A 2019 study published in the Journal of Building Engineering found that replacing concrete and steel with a type of mass timber in the building structure can present significant environmental benefits including “an average of 26.5% reduction in global warming potential,” according to the study.
McLain said mass-timber buildings have tended “to be centered around ‘wood baskets’— areas that have a lot of timber framing like the Northeast or have a lot of harvesting and manufacturing like the Southeast and Northwest.”
But projects are springing up in all 50 states, according to the council. Milwaukee recently laid claim to the world's tallest mass-timber building — the Ascent, a 25-story apartment building.
Where mass-timber structures can be constructed depends on building codes.
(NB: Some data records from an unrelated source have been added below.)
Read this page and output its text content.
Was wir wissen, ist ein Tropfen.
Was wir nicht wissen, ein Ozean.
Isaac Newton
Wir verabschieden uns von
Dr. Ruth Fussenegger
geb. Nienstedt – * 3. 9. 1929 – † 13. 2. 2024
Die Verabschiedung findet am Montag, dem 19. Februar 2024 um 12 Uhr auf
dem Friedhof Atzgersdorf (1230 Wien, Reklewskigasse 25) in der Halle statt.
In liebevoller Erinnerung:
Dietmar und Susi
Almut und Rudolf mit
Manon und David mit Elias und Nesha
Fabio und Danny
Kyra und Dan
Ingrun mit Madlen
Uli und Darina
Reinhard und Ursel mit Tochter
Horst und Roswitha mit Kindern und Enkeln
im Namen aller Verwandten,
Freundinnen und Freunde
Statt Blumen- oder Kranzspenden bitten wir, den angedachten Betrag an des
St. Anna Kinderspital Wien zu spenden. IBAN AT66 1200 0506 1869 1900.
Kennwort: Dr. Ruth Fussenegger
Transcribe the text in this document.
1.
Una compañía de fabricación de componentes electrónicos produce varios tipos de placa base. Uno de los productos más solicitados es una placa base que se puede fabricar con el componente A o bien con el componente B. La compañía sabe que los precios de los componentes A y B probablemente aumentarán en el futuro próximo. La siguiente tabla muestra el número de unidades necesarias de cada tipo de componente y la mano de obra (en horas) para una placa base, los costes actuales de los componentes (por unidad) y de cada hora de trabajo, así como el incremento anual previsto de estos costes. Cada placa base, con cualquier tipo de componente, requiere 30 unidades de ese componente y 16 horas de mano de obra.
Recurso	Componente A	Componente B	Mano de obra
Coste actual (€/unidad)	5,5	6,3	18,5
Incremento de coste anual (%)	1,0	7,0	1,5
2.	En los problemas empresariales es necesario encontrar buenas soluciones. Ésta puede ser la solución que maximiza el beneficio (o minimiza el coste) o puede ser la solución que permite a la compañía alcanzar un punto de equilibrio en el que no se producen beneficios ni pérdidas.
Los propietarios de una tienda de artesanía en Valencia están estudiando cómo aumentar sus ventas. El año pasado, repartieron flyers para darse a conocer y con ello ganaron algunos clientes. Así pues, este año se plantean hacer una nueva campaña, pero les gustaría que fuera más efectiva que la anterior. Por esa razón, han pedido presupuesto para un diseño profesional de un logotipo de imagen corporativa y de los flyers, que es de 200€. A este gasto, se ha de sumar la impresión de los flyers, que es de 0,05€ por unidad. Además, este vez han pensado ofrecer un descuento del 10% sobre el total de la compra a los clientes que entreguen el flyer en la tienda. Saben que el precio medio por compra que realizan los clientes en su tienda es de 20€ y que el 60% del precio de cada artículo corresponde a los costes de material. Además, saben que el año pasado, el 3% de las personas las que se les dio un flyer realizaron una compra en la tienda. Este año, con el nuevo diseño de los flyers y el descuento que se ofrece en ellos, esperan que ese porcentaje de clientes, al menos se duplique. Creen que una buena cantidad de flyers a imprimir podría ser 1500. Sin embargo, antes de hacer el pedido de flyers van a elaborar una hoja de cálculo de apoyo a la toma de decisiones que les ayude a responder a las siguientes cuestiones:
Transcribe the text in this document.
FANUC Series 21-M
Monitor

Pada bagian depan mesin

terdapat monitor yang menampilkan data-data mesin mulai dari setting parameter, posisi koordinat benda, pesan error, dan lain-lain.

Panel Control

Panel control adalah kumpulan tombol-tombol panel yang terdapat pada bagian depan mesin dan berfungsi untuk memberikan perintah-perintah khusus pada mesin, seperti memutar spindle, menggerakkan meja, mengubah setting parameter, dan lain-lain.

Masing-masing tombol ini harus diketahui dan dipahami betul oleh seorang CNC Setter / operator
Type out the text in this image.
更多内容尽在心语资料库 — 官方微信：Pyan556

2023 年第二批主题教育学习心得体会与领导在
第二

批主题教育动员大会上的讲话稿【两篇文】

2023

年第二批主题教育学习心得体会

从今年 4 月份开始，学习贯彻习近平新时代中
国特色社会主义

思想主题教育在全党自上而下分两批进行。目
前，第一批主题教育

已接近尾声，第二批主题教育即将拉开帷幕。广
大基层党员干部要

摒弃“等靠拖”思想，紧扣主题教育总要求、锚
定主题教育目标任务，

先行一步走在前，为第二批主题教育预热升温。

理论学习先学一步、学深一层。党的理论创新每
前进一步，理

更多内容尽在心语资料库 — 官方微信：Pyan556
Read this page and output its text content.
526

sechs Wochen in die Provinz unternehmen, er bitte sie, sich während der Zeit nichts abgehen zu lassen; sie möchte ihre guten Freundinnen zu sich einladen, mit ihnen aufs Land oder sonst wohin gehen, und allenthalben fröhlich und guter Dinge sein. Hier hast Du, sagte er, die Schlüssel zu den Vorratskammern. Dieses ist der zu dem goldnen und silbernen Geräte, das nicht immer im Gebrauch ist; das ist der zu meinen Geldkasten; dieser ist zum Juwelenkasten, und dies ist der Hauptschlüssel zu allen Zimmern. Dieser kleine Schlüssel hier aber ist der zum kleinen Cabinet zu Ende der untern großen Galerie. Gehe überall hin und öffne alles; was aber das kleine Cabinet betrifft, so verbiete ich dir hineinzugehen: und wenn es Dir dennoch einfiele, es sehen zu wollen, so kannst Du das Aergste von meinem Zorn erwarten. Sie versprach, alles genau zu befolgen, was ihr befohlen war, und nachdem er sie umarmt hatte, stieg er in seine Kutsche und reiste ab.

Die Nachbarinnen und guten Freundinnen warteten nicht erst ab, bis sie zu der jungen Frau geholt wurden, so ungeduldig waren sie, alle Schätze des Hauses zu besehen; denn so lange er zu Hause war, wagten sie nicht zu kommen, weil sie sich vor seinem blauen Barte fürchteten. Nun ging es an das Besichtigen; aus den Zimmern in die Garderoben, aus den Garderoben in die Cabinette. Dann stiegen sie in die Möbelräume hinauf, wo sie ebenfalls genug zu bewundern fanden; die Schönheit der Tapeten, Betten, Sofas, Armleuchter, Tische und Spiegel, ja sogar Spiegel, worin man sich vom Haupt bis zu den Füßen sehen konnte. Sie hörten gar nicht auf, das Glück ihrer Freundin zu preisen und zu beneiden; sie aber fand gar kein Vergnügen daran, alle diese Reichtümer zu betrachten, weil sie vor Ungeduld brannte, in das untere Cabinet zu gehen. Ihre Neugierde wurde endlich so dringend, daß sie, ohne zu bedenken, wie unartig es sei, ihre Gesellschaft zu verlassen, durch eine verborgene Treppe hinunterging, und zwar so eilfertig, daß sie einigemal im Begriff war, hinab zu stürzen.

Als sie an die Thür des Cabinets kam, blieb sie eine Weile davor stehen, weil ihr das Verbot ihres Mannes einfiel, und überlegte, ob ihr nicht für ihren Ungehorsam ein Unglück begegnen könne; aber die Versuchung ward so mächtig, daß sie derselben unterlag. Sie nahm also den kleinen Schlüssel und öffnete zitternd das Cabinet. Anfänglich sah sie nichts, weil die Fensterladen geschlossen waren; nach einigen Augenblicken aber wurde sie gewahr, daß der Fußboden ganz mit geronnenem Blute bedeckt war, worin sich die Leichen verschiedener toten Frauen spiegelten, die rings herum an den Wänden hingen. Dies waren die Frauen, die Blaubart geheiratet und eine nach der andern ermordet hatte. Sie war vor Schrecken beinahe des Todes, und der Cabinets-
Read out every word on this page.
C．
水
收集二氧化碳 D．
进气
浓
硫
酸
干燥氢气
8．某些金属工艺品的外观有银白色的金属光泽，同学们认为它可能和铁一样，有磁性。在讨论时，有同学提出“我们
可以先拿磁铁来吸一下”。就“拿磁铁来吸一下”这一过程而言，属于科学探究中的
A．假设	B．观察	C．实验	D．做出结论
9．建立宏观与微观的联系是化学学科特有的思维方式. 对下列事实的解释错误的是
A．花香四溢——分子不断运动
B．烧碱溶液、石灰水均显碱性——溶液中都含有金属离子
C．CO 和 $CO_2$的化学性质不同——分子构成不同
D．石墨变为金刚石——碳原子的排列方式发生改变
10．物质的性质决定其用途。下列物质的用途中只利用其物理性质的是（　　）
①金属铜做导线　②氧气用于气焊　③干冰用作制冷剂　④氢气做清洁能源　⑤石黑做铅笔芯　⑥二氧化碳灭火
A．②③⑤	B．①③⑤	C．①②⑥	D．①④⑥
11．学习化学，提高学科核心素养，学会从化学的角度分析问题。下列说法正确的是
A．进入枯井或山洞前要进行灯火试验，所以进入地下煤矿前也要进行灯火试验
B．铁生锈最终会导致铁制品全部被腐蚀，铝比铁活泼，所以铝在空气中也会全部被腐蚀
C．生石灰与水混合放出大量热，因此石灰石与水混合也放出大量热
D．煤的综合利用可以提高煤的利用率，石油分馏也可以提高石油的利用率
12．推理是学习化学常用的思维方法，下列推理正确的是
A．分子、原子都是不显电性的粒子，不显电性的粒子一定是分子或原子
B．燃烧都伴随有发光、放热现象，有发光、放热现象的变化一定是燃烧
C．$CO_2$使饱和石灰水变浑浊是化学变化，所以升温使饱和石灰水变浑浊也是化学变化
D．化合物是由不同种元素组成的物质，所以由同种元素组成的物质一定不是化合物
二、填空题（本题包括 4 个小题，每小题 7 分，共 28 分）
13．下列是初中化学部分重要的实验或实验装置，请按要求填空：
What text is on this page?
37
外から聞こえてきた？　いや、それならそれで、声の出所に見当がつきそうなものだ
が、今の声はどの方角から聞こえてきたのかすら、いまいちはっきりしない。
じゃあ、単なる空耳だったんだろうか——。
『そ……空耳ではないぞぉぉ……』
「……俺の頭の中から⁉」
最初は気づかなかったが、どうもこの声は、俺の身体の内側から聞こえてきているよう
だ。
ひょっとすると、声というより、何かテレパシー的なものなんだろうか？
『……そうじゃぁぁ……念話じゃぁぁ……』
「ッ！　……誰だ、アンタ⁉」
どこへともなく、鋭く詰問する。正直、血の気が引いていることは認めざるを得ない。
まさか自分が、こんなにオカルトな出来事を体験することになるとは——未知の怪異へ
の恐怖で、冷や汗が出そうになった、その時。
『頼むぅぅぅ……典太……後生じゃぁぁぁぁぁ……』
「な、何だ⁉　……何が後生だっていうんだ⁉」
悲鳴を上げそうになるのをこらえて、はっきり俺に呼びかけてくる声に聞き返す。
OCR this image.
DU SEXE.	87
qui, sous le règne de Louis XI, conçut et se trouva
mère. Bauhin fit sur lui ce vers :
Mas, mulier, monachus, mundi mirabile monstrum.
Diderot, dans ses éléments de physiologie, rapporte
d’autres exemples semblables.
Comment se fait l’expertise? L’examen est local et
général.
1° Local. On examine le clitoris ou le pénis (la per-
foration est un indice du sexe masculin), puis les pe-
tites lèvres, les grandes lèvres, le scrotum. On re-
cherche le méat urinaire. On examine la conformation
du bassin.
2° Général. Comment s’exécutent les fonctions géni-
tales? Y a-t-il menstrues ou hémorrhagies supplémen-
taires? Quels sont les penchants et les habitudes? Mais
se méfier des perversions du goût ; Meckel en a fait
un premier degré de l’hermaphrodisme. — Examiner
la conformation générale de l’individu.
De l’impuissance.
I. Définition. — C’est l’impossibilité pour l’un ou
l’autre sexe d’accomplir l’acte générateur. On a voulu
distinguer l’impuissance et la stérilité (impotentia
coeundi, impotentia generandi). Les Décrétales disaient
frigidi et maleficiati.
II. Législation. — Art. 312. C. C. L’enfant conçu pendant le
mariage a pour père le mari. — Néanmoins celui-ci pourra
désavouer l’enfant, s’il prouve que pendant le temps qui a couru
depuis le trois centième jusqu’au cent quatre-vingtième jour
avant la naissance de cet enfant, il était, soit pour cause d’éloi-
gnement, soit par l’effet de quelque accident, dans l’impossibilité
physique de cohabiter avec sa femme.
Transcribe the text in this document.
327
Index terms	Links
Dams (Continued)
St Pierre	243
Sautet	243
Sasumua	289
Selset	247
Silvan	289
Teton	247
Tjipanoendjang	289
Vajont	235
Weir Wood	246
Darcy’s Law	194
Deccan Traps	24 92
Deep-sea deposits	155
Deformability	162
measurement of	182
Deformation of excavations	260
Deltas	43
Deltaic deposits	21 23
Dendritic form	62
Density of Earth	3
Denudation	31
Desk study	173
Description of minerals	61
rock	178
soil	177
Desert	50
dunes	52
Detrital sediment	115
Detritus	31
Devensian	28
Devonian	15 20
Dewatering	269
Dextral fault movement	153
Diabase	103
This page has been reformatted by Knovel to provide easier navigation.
And U.S. building codes “are piecemeal,” according to Kenneth Bland, retired vice president of building codes and regulations for the American Wood Council.
States and municipalities that want to allow taller mass-timber buildings are considering adopting the expanded mass timber provisions in the 2021 International Building Code. Early adopters of these updated building codes have tended to be in Western states, added Bland, who is now a consultant.
In Chicago, on the other hand, until recently “they were running off the 1940s building code,” Bland said. In April 2019, the Chicago City Council adopted a more updated version of the IBC. Building codes require all building systems to perform to the same level of safety, Bland noted, regardless of the type of material.
“All the testing we’ve done in the past five years has shown mass-timber has very good fire performance. It’s going to perform as well as any high-rise building,” Bland said.